Correr é um verbo de primeiro plano na nossa sociedade porque a vida quotidiana anda de braço dado com a velocidade convocada pelo sentido literal da palavra. Frequente em frases similares a «saí a correr» ou «corri que nem um louco», o verbo refere a rapidez que se imprime às formas de existência.
Como verbo versátil que é, correr não se nega a deslizar para sentidos conotativos, que, metaforicamente, assumem que realidades não animadas podem deslocar-se ou deslizar. É esta a interpretação que abre porta a afirmações como «a porta corre na perfeição». E quando dizemos «o dia corre-me bem», é o sentido de “desenrolar-se” ou “passar” que ativamos.
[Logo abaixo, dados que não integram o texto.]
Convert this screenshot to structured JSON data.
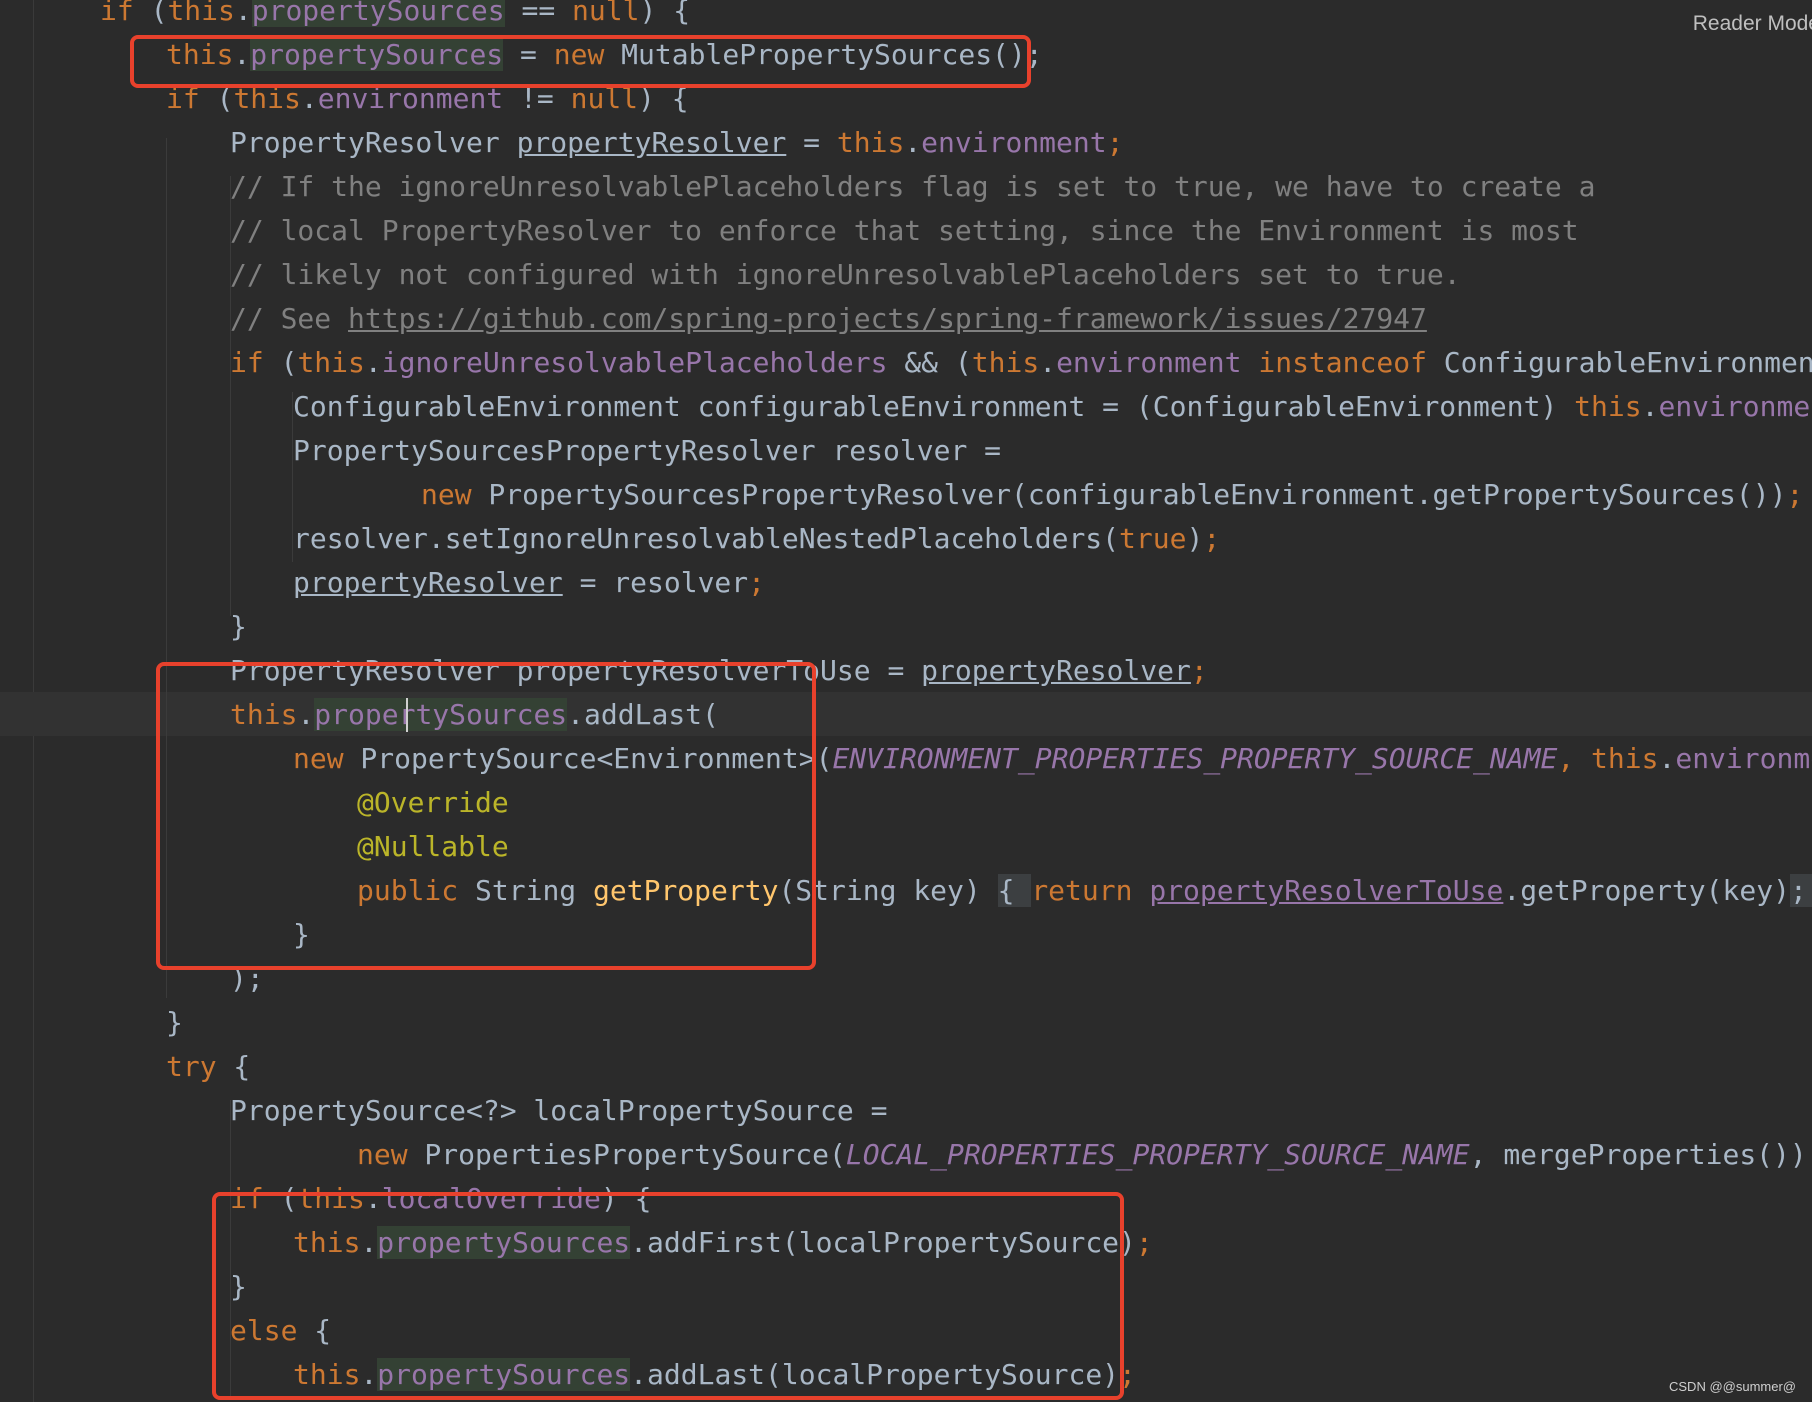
{
  "editor": {
    "reader_mode_label": "Reader Mode",
    "watermark": "CSDN @@summer@"
  },
  "code": {
    "l1": [
      "if",
      " (",
      "this",
      ".",
      "propertySources",
      " == ",
      "null",
      ") {"
    ],
    "l2": [
      "this",
      ".",
      "propertySources",
      " = ",
      "new",
      " MutablePropertySources();"
    ],
    "l3": [
      "if",
      " (",
      "this",
      ".",
      "environment",
      " != ",
      "null",
      ") {"
    ],
    "l4": [
      "PropertyResolver ",
      "propertyResolver",
      " = ",
      "this",
      ".",
      "environment",
      ";"
    ],
    "l5": "// If the ignoreUnresolvablePlaceholders flag is set to true, we have to create a",
    "l6": "// local PropertyResolver to enforce that setting, since the Environment is most",
    "l7": "// likely not configured with ignoreUnresolvablePlaceholders set to true.",
    "l8": [
      "// See ",
      "https://github.com/spring-projects/spring-framework/issues/27947"
    ],
    "l9": [
      "if",
      " (",
      "this",
      ".",
      "ignoreUnresolvablePlaceholders",
      " && (",
      "this",
      ".",
      "environment",
      " ",
      "instanceof",
      " ConfigurableEnvironment)) {"
    ],
    "l10": [
      "ConfigurableEnvironment configurableEnvironment = (ConfigurableEnvironment) ",
      "this",
      ".",
      "environment",
      ";"
    ],
    "l11": "PropertySourcesPropertyResolver resolver =",
    "l12": [
      "new",
      " PropertySourcesPropertyResolver(configurableEnvironment.getPropertySources())",
      ";"
    ],
    "l13": [
      "resolver.setIgnoreUnresolvableNestedPlaceholders(",
      "true",
      ")",
      ";"
    ],
    "l14": [
      "propertyResolver",
      " = resolver",
      ";"
    ],
    "l15": "}",
    "l16": [
      "PropertyResolver propertyResolverToUse = ",
      "propertyResolver",
      ";"
    ],
    "l17": [
      "this",
      ".",
      "propertySources",
      ".addLast("
    ],
    "l18": [
      "new",
      " PropertySource<Environment>(",
      "ENVIRONMENT_PROPERTIES_PROPERTY_SOURCE_NAME",
      ", ",
      "this",
      ".",
      "environment",
      ")"
    ],
    "l19": "@Override",
    "l20": "@Nullable",
    "l21": [
      "public",
      " String ",
      "getProperty",
      "(String key) ",
      "{ ",
      "return",
      " ",
      "propertyResolverToUse",
      ".getProperty(key)",
      "; }"
    ],
    "l22": "}",
    "l23": ");",
    "l24": "}",
    "l25": [
      "try",
      " {"
    ],
    "l26": "PropertySource<?> localPropertySource =",
    "l27": [
      "new",
      " PropertiesPropertySource(",
      "LOCAL_PROPERTIES_PROPERTY_SOURCE_NAME",
      ", mergeProperties())",
      ";"
    ],
    "l28": [
      "if",
      " (",
      "this",
      ".",
      "localOverride",
      ") {"
    ],
    "l29": [
      "this",
      ".",
      "propertySources",
      ".addFirst(localPropertySource)",
      ";"
    ],
    "l30": "}",
    "l31": [
      "else",
      " {"
    ],
    "l32": [
      "this",
      ".",
      "propertySources",
      ".addLast(localPropertySource)",
      ";"
    ]
  }
}
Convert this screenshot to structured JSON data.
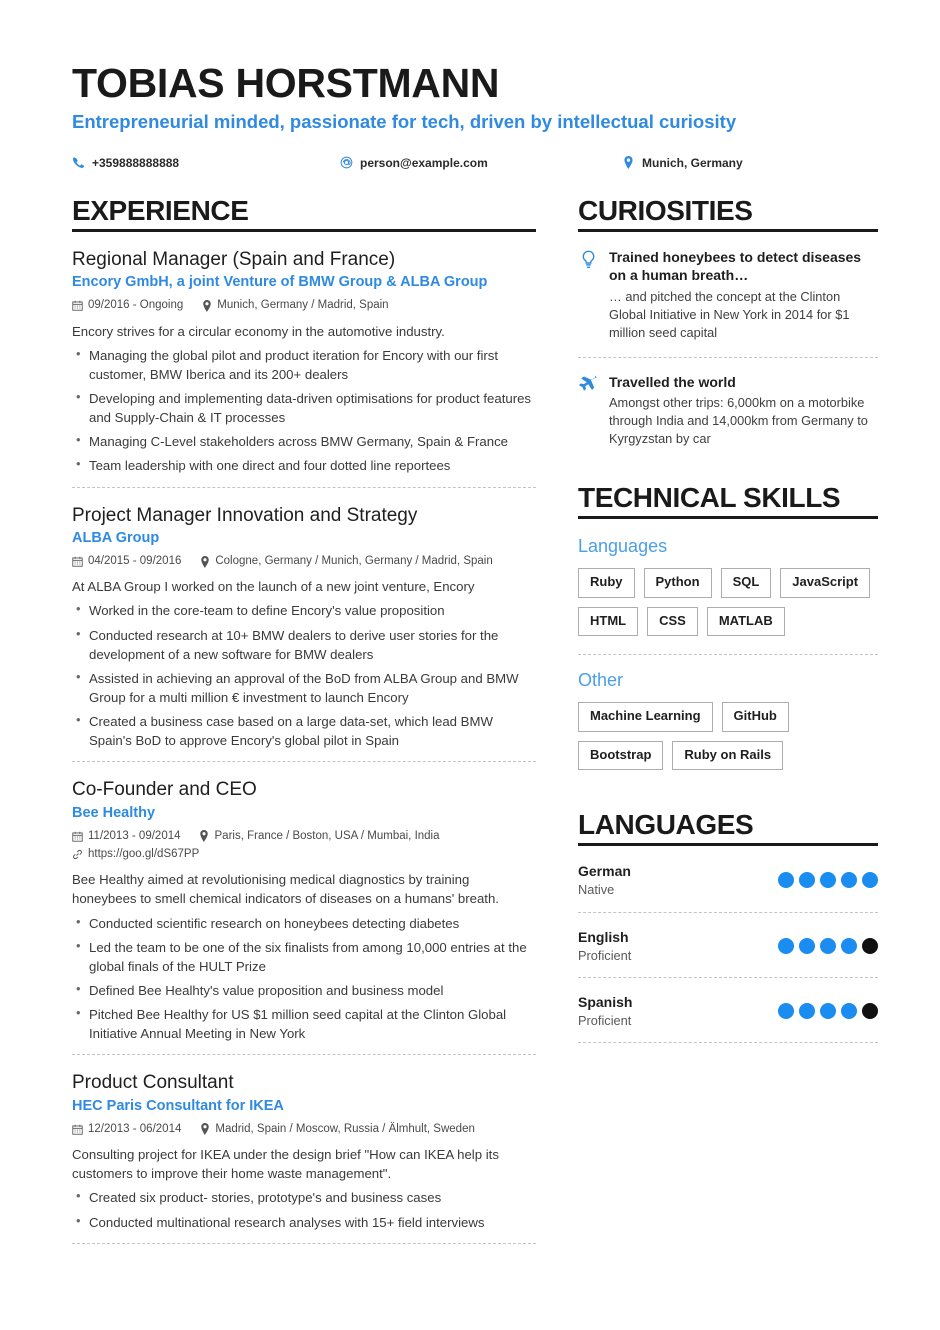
{
  "header": {
    "name": "TOBIAS HORSTMANN",
    "headline": "Entrepreneurial minded, passionate for tech, driven by intellectual curiosity",
    "contacts": [
      {
        "icon": "phone-icon",
        "text": "+359888888888"
      },
      {
        "icon": "email-icon",
        "text": "person@example.com"
      },
      {
        "icon": "location-pin-icon",
        "text": "Munich, Germany"
      }
    ]
  },
  "accent_color": "#2f8ae0",
  "dot_active_color": "#1b8cf0",
  "dot_inactive_color": "#111111",
  "experience": {
    "title": "EXPERIENCE",
    "entries": [
      {
        "role": "Regional Manager (Spain and France)",
        "organization": "Encory GmbH, a joint Venture of BMW Group & ALBA Group",
        "dates": "09/2016 - Ongoing",
        "location": "Munich, Germany / Madrid, Spain",
        "url": "",
        "summary": "Encory strives for a circular economy in the automotive industry.",
        "bullets": [
          "Managing the global pilot and product iteration for Encory with our first customer, BMW Iberica and its 200+ dealers",
          "Developing and implementing data-driven optimisations for product features and Supply-Chain & IT processes",
          "Managing C-Level stakeholders across BMW Germany, Spain & France",
          "Team leadership with one direct and four dotted line reportees"
        ]
      },
      {
        "role": "Project Manager Innovation and Strategy",
        "organization": "ALBA Group",
        "dates": "04/2015 - 09/2016",
        "location": "Cologne, Germany / Munich, Germany / Madrid, Spain",
        "url": "",
        "summary": "At ALBA Group I worked on the launch of a new joint venture, Encory",
        "bullets": [
          "Worked in the core-team to define Encory's value proposition",
          "Conducted research at 10+ BMW dealers to derive user stories for the development of a new software for BMW dealers",
          "Assisted in achieving an approval of the BoD from ALBA Group and BMW Group for a multi million € investment to launch Encory",
          "Created a business case based on a large data-set, which lead BMW Spain's BoD to approve Encory's global pilot in Spain"
        ]
      },
      {
        "role": "Co-Founder and CEO",
        "organization": "Bee Healthy",
        "dates": "11/2013 - 09/2014",
        "location": "Paris, France / Boston, USA / Mumbai, India",
        "url": "https://goo.gl/dS67PP",
        "summary": "Bee Healthy aimed at revolutionising medical diagnostics by training honeybees to smell chemical indicators of diseases on a humans' breath.",
        "bullets": [
          "Conducted scientific research on honeybees detecting diabetes",
          "Led the team to be one of the six finalists from among 10,000 entries at the global finals of the HULT Prize",
          "Defined Bee Healhty's value proposition and business model",
          "Pitched Bee Healthy for US $1 million seed capital at the Clinton Global Initiative Annual Meeting in New York"
        ]
      },
      {
        "role": "Product Consultant",
        "organization": "HEC Paris Consultant for IKEA",
        "dates": "12/2013 - 06/2014",
        "location": "Madrid, Spain / Moscow, Russia / Älmhult, Sweden",
        "url": "",
        "summary": "Consulting project for IKEA under the design brief \"How can IKEA help its customers to improve their home waste management\".",
        "bullets": [
          "Created six product- stories, prototype's and business cases",
          "Conducted multinational research analyses with 15+ field interviews"
        ]
      }
    ]
  },
  "curiosities": {
    "title": "CURIOSITIES",
    "items": [
      {
        "icon": "lightbulb-icon",
        "title": "Trained honeybees to detect diseases on a human breath…",
        "description": "… and pitched the concept at the Clinton Global Initiative in New York in 2014 for $1 million seed capital"
      },
      {
        "icon": "airplane-icon",
        "title": "Travelled the world",
        "description": "Amongst other trips: 6,000km on a motorbike through India and 14,000km from Germany to Kyrgyzstan by car"
      }
    ]
  },
  "technical_skills": {
    "title": "TECHNICAL SKILLS",
    "groups": [
      {
        "name": "Languages",
        "tags": [
          "Ruby",
          "Python",
          "SQL",
          "JavaScript",
          "HTML",
          "CSS",
          "MATLAB"
        ]
      },
      {
        "name": "Other",
        "tags": [
          "Machine Learning",
          "GitHub",
          "Bootstrap",
          "Ruby on Rails"
        ]
      }
    ]
  },
  "languages": {
    "title": "LANGUAGES",
    "max_dots": 5,
    "items": [
      {
        "name": "German",
        "level": "Native",
        "filled": 5
      },
      {
        "name": "English",
        "level": "Proficient",
        "filled": 4
      },
      {
        "name": "Spanish",
        "level": "Proficient",
        "filled": 4
      }
    ]
  }
}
A combinação do verbo correr com certas preposições permite explorar diferentes significados que ora aproximam o verbo da noção de movimento físico, como em «correr a chamar alguém» ou «correr por todo o lado», ora o ligam a um significado simbólico, como em «correr com alguém», no sentido de “expulsar”, ou «correr contra algo, que significa “lutar contra”.
Do domínio metafórico é o resultado da associação à preposição atrás. Com efeito, «correr atrás do sucesso», por exemplo, tem o sentido de “envidar esforços para obter algo”.
Todavia, a língua e os seus falantes adotam, ocasionalmente, usos cujo significado é contrário ao que se pretende afirmar, o que produz afirmações que causam alguma estranheza. É o que acontece com a construção «correr atrás do prejuízo», usada com alguma frequência na comunicação social, sobretudo no jornalismo desportivo e ou de natureza política: «O Benfica foi atrás do prejuízo» ou «O governo anda a correr atrás do prejuízo».
Não deixa de ser bizarra a imagem que se cria, pois esta expressão coloca o agente do verbo correr atrás do prejuízo, quando o normal seria fugir dele. Com efeito, «correr atrás de algo» acontece porque se faz um esforço para o obter. Ora, se corremos atrás do prejuízo é porque queremos ficar com o insucesso, o que fará de nós falhados ... Mas, mais estranho ainda é o facto de esta expressão ser usada para dizer exatamente o contrário do que se afirma, pois não é o prejuízo que se quer, mas o sucesso – no caso de um jogo de futebol, a vitória. Ou seja, esta é uma história muito complexa: nós corremos atrás de algo negativo para o destruir, o que trará como consequência algo positivo. Será isto? O que vos digo é que existem formas bem mais simples, lineares e transparentes de afirmar o mesmo. Até com o mesmo verbo: bastaria afirmar «correr contra o prejuízo».
O certo é que falantes e língua nem sempre seguem os caminhos da lógica e os modismos têm mesmo muita força.